ROMA, 4 novembre (Reuters) - La commissione Bilancio di Montecitorio si avvia a chiudere nella nottata di oggi l'esame della Finanziaria 2009, che dovrebbe approdare in aula giovedì 6 novembre con l'avvio della discussione generale.

Per l'inizio delle votazioni in assemblea bisognerà però attendere la prossima settimana, quando Montecitorio dovrebbe licenziare in prima lettura il provvedimento.

Questa mattina la commissione Bilancio ha continuato l'esame degli emendamenti ma i margini per introdurre modifiche al testo sono pochissimi.

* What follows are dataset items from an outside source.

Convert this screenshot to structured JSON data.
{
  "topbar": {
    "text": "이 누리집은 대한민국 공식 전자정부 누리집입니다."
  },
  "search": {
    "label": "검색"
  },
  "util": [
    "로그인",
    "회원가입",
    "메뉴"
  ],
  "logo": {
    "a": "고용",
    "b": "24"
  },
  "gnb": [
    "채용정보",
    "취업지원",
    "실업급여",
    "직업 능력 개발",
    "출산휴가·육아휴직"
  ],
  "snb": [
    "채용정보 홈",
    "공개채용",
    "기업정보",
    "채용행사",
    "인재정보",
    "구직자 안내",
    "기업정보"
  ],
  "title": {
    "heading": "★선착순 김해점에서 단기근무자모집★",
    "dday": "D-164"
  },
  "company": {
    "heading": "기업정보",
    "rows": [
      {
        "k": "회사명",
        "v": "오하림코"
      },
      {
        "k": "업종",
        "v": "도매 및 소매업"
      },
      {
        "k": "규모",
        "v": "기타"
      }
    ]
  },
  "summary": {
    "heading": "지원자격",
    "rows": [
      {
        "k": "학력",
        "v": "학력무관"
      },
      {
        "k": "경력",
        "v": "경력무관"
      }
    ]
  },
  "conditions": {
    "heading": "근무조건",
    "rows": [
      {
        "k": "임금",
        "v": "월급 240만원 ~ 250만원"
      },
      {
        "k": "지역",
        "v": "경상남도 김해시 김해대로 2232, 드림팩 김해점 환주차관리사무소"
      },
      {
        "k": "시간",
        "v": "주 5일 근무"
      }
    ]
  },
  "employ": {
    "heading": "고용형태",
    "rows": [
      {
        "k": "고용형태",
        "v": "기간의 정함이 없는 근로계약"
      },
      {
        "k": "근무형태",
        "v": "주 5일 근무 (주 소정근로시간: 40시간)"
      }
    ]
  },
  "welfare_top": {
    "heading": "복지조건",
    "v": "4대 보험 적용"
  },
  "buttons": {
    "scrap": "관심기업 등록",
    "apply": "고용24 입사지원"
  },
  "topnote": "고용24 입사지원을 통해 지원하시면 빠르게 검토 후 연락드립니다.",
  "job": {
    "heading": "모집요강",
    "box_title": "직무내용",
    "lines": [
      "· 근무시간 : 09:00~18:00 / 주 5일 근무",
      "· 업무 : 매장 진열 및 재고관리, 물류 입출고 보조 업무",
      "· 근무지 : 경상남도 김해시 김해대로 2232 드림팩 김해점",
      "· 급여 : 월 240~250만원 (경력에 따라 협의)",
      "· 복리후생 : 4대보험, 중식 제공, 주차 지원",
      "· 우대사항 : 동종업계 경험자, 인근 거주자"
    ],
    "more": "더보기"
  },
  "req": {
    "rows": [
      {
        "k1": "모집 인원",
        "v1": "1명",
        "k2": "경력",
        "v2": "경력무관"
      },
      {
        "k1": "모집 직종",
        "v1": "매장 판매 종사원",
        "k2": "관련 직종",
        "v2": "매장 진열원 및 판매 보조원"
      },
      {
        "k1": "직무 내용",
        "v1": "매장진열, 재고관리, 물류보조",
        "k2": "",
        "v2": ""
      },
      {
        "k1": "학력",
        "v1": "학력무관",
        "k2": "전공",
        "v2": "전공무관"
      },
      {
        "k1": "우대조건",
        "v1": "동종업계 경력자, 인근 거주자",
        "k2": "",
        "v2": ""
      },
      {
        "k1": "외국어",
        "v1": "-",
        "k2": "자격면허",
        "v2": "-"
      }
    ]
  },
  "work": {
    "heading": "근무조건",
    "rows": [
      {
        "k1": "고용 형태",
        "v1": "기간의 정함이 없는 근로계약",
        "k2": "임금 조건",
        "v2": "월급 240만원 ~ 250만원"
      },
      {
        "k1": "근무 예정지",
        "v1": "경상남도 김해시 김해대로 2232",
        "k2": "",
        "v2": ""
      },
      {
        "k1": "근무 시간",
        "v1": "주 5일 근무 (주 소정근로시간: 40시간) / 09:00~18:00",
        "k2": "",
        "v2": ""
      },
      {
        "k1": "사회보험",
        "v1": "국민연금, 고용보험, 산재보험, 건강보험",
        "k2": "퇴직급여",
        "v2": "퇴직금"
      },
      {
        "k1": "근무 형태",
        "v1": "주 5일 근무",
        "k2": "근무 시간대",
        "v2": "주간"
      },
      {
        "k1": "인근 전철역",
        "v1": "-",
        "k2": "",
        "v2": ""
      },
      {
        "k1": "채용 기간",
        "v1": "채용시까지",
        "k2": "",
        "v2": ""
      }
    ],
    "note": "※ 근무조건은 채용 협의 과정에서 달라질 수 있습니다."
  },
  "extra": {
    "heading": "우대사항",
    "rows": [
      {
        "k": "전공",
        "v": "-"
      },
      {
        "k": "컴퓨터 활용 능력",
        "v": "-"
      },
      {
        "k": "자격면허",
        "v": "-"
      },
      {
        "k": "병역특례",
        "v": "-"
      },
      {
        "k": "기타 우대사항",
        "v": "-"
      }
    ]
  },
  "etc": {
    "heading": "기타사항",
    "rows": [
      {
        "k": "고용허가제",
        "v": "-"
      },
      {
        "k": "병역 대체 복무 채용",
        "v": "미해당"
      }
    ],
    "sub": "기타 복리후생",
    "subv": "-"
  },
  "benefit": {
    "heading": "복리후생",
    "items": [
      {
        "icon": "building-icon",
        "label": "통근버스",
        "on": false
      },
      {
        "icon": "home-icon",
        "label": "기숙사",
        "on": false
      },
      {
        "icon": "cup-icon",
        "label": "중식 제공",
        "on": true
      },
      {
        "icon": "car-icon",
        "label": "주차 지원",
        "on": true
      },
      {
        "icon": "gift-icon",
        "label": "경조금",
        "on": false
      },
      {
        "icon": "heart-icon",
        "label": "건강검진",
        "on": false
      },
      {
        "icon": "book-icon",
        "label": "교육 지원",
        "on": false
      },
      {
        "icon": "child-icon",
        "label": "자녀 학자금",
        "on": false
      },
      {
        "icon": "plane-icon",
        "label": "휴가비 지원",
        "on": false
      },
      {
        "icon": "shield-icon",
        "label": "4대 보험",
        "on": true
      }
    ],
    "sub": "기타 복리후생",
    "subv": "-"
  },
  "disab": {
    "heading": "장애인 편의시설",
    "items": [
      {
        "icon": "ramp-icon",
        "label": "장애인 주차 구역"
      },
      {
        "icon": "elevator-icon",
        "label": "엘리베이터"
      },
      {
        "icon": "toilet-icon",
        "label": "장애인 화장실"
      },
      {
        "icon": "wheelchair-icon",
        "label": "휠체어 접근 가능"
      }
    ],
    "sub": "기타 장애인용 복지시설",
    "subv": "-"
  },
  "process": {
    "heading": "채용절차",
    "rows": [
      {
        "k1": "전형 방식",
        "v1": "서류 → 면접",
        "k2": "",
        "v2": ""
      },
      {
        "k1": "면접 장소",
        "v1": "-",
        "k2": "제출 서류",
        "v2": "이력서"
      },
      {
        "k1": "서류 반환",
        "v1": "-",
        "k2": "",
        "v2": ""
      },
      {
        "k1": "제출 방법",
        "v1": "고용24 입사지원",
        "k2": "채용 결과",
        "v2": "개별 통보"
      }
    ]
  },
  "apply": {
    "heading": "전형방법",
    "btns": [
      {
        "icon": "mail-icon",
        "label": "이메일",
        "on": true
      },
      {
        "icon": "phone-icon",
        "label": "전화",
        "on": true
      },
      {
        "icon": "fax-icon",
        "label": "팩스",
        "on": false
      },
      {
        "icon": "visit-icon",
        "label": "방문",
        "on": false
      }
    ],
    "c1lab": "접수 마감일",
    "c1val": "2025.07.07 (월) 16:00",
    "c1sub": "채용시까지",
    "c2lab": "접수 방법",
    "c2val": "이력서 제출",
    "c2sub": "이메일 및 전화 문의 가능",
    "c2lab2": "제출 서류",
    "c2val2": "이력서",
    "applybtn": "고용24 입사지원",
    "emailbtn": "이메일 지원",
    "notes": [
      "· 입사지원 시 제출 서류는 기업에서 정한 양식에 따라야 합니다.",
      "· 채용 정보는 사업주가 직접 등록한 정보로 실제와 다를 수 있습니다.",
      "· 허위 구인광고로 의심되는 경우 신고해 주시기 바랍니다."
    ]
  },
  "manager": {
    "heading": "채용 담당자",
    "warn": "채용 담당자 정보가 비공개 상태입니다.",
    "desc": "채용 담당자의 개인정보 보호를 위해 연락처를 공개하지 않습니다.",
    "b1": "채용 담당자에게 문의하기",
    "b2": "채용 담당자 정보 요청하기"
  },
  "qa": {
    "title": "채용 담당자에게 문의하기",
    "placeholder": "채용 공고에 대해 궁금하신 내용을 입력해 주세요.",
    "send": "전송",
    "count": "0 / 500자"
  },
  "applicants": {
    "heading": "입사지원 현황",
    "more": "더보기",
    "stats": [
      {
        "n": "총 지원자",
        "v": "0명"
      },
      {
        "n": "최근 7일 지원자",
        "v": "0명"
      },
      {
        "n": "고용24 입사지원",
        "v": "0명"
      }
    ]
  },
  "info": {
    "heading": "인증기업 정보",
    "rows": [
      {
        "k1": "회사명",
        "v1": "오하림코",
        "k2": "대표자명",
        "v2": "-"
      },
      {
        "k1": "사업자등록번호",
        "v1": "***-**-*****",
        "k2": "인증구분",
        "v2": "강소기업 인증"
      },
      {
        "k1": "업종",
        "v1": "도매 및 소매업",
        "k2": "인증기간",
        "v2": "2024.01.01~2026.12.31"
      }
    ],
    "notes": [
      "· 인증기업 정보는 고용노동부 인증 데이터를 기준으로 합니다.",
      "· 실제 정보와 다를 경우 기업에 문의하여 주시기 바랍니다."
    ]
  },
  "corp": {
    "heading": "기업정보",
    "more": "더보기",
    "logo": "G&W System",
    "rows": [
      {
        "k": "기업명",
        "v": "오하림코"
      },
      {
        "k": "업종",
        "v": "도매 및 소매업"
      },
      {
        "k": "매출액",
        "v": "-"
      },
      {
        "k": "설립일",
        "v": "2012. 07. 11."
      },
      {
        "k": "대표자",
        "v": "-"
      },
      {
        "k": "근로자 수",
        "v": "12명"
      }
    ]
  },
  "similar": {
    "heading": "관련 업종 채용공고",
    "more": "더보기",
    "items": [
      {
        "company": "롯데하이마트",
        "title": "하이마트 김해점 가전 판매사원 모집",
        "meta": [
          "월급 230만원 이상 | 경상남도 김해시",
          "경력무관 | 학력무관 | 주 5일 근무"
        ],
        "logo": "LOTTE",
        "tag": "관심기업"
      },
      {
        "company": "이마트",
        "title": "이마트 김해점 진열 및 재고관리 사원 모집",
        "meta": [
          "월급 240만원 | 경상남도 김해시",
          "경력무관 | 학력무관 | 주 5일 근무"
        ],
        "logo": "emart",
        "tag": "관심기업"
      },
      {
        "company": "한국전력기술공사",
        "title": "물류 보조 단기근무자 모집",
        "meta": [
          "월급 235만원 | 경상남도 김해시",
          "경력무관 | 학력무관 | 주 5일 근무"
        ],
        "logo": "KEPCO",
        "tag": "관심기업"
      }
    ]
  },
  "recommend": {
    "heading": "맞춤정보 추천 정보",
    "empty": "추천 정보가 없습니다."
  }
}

Una situazione che provoca malumori nell'opposizione come nella maggioranza.

Il governo ha chiarito a più riprese che allo studio non ci sono interventi per sostenere i consumi, né sotto forma di decreti legge né come emendamenti alla legge di bilancio. Con la crisi finanziaria in corso la priorità è mantenere i conti pubblici in equilibrio, ha ribadito ieri il sottosegretario all'Economia Giuseppe Vegas. Quindi, la manovra che uscirà dalla Camera dovrà mantenere inalterati i saldi di finanza pubblica.

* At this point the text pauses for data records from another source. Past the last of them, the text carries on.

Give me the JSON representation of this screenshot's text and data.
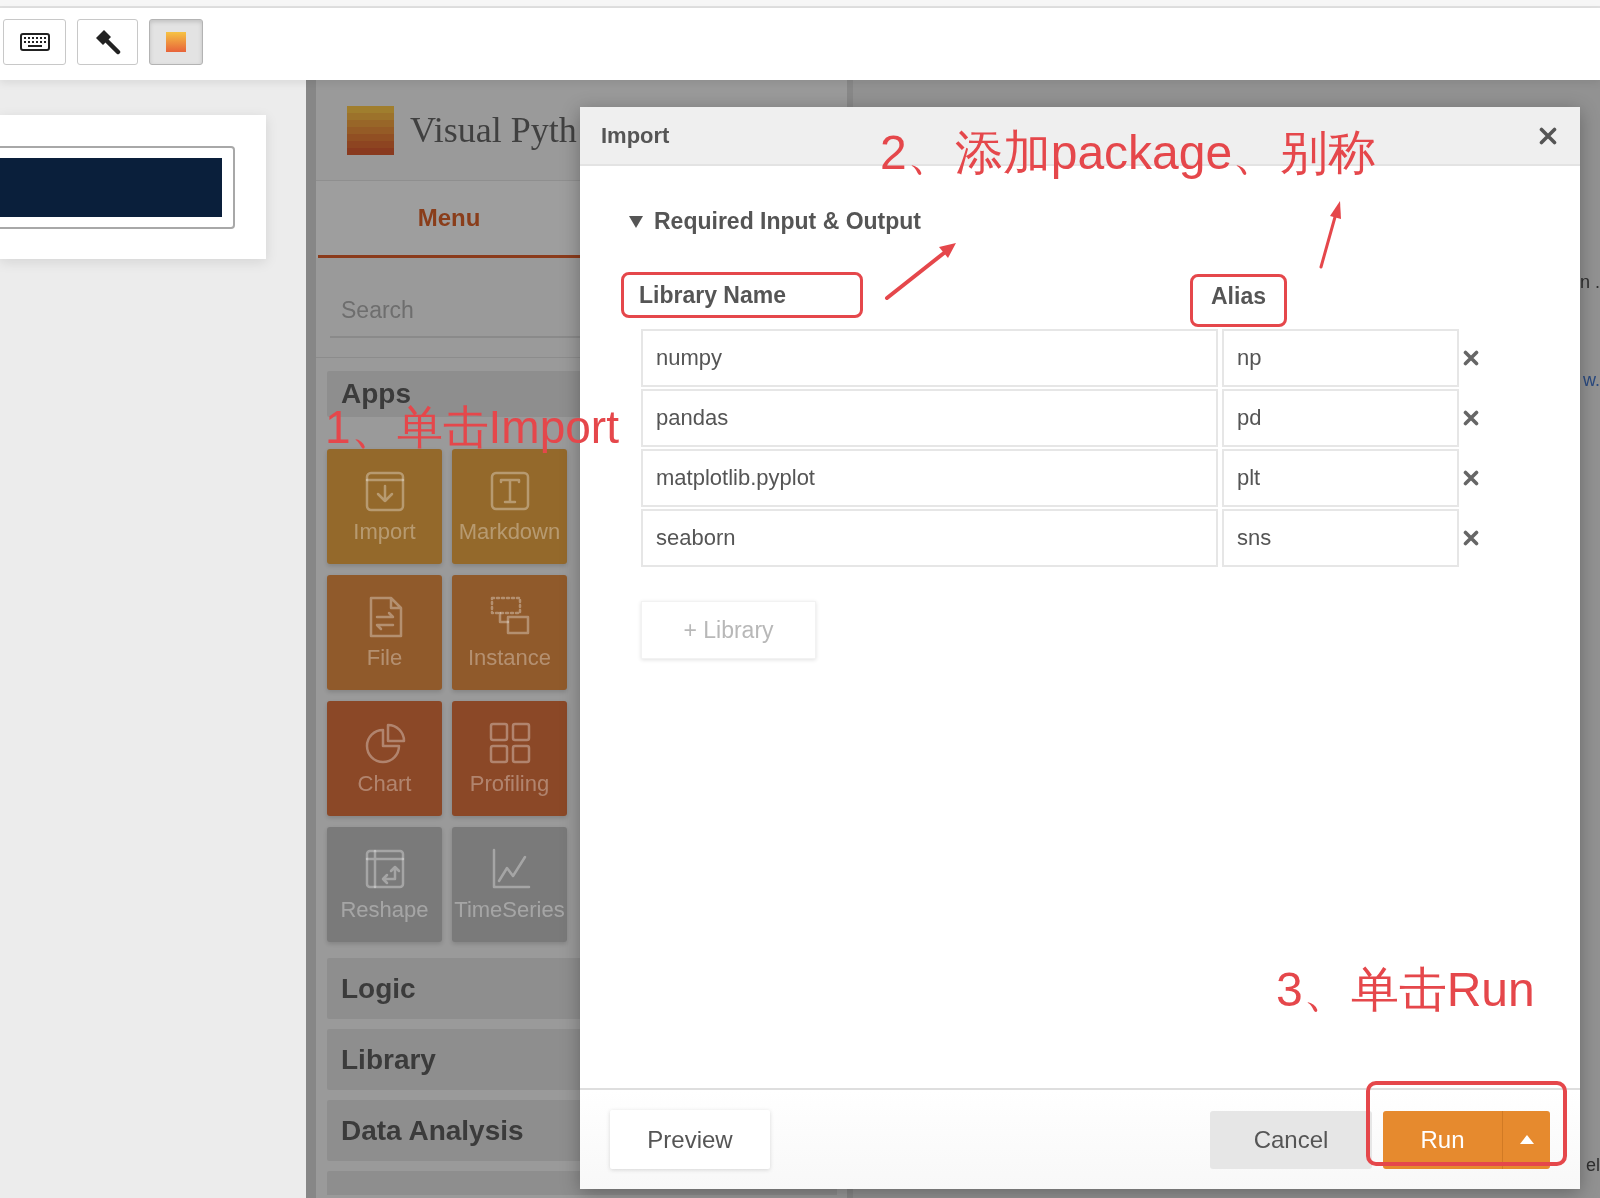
{
  "toolbar": {
    "buttons": [
      {
        "kind": "keyboard",
        "selected": false
      },
      {
        "kind": "hammer",
        "selected": false
      },
      {
        "kind": "swatch",
        "selected": true
      }
    ]
  },
  "panel": {
    "title": "Visual Pyth",
    "tabs": [
      {
        "label": "Menu",
        "selected": true
      }
    ],
    "search": {
      "placeholder": "Search"
    },
    "sections": [
      {
        "label": "Apps",
        "tiles": [
          {
            "kind": "import",
            "label": "Import",
            "color": "#94692b"
          },
          {
            "kind": "markdown",
            "label": "Markdown",
            "color": "#94692b"
          },
          {
            "kind": "file",
            "label": "File",
            "color": "#905a2b"
          },
          {
            "kind": "instance",
            "label": "Instance",
            "color": "#905a2b"
          },
          {
            "kind": "chart",
            "label": "Chart",
            "color": "#8b4827"
          },
          {
            "kind": "profiling",
            "label": "Profiling",
            "color": "#8b4827"
          },
          {
            "kind": "reshape",
            "label": "Reshape",
            "color": "#7a7a7a"
          },
          {
            "kind": "timeseries",
            "label": "TimeSeries",
            "color": "#7a7a7a"
          }
        ]
      },
      {
        "label": "Logic"
      },
      {
        "label": "Library"
      },
      {
        "label": "Data Analysis"
      }
    ]
  },
  "background_fragments": [
    {
      "kind": "text",
      "text": "n ."
    },
    {
      "kind": "link",
      "text": "w."
    },
    {
      "kind": "text",
      "text": "el"
    }
  ],
  "dialog": {
    "title": "Import",
    "section": {
      "title": "Required Input & Output",
      "expanded": true
    },
    "columns": [
      {
        "label": "Library Name",
        "highlighted": true
      },
      {
        "label": "Alias",
        "highlighted": true
      }
    ],
    "rows": [
      {
        "library": "numpy",
        "alias": "np"
      },
      {
        "library": "pandas",
        "alias": "pd"
      },
      {
        "library": "matplotlib.pyplot",
        "alias": "plt"
      },
      {
        "library": "seaborn",
        "alias": "sns"
      }
    ],
    "add_button": "+ Library",
    "footer": {
      "preview": "Preview",
      "cancel": "Cancel",
      "run": {
        "label": "Run",
        "highlighted": true
      }
    }
  },
  "annotations": [
    {
      "kind": "plain",
      "text": "1、单击Import"
    },
    {
      "kind": "pointer",
      "text": "2、添加package、别称"
    },
    {
      "kind": "plain",
      "text": "3、单击Run"
    }
  ]
}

Le limitate modifiche che dovrebbero passare oggi durante i lavori in commissione riguardano principalmente l'ammorbidimento del patto di stabilità interno di comuni ed enti locali e i nuovi fondi per la Cassa integrazione.

L'emendamento sul patto di stabilità prevede che come parametro per valutare il rispetto degli obiettivi fissati per il 2008 non si consideri solo il 2007 ma l'intero quinquennio 2003-2007.

Per la Cassa integrazione straordinaria ci sono 150 milioni in più che si aggiungono ai 450 già previsti, portando il totale a 600 milioni.